Ахилл с недоумением взглянул на своего родного отца, потом на апостола и, наконец, понял:
— Так вот к какому Отцу ты тогда предлагал мне пойти?
— Идем с нами, Ахилл! — слышал он близкие голоса Элии, Лакона, Мания, Постума.
— Ахилл! Ахилл! — доносился издалека негодующий крик Мурены. — Скорее! Опаздываем!..
Мурена, поднявшись на подножку кареты, красноречивым жестом — ударяя себя ребром ладони по горлу — показывал, что с ними будет, если они опоздают к цезарю.
Ахилл невидяще посмотрел на него, затем на Элию, на отца, на Мания, наконец, на апостола, и неожиданно для самого себя махнул рукой Мурене: «Поезжай, мол, теперь один!»
Сенатор вне себя от ярости захлопнул дверцу. Все его труды, все блестящие планы срывались. Да, Ахилл нужен ему был сейчас, как никогда. Но… жизнь была дороже! Карета, срываясь с места, быстро исчезла за ближайшим поворотом.
И тут, расталкивая всех, к кресту подбежали двое.
— Где? Где тут апостол? — кричали они.
— Сизиф? — ахнул, узнавая одного из них, Ахилл и, посмотрев на другого, сдвинул брови: — И ты… Янус?
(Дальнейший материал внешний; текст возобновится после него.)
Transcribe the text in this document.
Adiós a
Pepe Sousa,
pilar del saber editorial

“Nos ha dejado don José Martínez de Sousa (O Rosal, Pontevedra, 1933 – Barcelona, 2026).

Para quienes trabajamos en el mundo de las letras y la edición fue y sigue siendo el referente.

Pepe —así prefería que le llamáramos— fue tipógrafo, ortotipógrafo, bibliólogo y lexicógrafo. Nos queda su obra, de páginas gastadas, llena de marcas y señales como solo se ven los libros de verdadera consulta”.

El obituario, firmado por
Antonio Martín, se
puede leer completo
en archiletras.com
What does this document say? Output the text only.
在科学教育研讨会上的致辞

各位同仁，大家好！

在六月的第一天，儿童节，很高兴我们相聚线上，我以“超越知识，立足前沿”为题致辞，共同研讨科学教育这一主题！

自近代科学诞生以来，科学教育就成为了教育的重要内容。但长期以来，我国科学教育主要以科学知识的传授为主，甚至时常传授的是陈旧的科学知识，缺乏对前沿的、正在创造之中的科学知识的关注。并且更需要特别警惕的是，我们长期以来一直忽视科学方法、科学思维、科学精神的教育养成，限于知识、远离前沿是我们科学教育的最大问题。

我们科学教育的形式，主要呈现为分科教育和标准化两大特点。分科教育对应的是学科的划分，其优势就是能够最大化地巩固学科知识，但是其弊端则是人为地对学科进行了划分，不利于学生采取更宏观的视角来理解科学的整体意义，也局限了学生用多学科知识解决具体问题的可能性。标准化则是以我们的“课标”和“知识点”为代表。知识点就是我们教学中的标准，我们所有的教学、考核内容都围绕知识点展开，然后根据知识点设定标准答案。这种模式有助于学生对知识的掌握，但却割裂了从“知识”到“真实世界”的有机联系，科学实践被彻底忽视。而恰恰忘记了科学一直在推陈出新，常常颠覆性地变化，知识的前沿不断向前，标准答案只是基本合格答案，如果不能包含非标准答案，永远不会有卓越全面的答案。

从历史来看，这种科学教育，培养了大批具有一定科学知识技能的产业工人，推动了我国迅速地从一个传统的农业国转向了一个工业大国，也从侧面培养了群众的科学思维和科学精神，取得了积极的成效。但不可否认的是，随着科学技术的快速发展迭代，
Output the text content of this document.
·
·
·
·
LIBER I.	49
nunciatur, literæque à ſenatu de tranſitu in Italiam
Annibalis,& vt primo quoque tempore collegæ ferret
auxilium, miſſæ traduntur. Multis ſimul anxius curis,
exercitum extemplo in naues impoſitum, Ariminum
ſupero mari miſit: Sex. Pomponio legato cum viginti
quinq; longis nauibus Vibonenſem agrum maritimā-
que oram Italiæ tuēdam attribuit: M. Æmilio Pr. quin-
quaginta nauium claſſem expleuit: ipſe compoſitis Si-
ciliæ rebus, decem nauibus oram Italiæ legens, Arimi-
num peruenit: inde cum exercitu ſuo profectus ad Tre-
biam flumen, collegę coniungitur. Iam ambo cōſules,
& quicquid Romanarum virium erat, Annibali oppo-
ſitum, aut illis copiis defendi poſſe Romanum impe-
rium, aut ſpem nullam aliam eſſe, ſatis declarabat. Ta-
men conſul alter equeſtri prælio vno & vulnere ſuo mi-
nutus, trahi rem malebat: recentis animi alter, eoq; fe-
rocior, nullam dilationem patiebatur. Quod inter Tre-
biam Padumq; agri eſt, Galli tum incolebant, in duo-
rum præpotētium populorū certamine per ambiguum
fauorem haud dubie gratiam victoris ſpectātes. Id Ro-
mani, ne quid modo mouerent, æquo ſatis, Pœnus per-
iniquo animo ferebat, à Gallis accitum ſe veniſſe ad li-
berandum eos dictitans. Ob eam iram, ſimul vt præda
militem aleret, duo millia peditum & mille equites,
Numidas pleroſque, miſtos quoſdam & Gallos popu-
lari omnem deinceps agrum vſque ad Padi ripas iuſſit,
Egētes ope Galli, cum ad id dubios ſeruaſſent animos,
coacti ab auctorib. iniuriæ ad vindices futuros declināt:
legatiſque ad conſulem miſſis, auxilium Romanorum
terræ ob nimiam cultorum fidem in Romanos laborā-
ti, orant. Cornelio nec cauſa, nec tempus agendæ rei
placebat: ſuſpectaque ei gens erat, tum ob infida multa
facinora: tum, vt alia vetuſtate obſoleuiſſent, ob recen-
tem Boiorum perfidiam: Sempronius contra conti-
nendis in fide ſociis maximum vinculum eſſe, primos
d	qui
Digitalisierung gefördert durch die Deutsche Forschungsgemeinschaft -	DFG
— Капитан Сизиф! — с улыбкой поправил его Сизиф, а Янус, затравленно оглядываясь на Ахилла, быстро, чтобы успеть сказать все, прокричал:
— Учитель! Прости… Я все понял. И — каюсь! У меня нет времени, чтобы рассказать то, что было со мной после Неаполя и особенно после Синопы. Но я словно прозрел и прошу — прости, прости!.. И вы все, если только можно, простите меня! И тогда я…
— Прощаем, прощаем, как и Господь прощает нас, — послышались голоса, которые перекрывал отчаянный крик Ахилла. — Кого? Его?! Негодяй! Мерзавец!..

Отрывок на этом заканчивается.